As Epplin observes of the kids’ movie characters, “It’s enough for them simply to show up with no experience at the most competitive rac
es, dig deep within themselves, and out-believe their opponents.” When closely examined, these are ridiculous ideas, but they are routinely put forth as “inspirational” stories. Nor is this attitude surprising given other trends: The logical outcome of every kid’s having high self-esteem is every kid’s thinking that he can achieve anything.

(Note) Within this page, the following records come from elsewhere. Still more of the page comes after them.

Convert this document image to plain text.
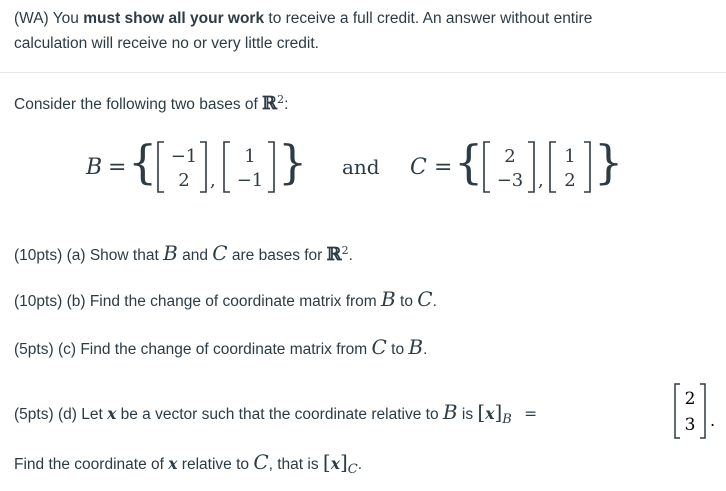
(WA) You must show all your work to receive a full credit. An answer without entire
calculation will receive no or very little credit.
Consider the following two bases of ℝ$^2$:
B = { −1
2 ,
1
−1 } and C = { 2
−3 ,
1
2 }
(10pts) (a) Show that B and C are bases for ℝ$^2$.
(10pts) (b) Find the change of coordinate matrix from B to C.
(5pts) (c) Find the change of coordinate matrix from C to B.
(5pts) (d) Let x be a vector such that the coordinate relative to B is $[x]_B$ =
2
3 .
Find the coordinate of x relative to C, that is $[x]_C$.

In an episode of the family show 7th Heaven, 21-year-old Lucy gives a sermon to the young women in the congregation: “God wants us to know and love ourselves. He also wants us to know our purpose, our passion. . . . So I ask you . . . ‘What have you dreamt about doing?’ . . . What you are waiting for is already inside of you. God has already equipped us with everything we need to live full and rich lives. It is our responsibility to make that life happen—to make our dreams happen.” So if you want to do it, you can make it happen. But what if your dream is to be a movie star or an Olympic athlete? Or even a doctor? What if we’re not actually equipped with absolutely everything we need—say, a one-in-a-million body, Hollywood connections, or the grades to make it into med school? Well, you should just believe in yourself more. Yes, some people will achieve these dreams, but it will likely be due to their talent and hard work, not their superior self-belief.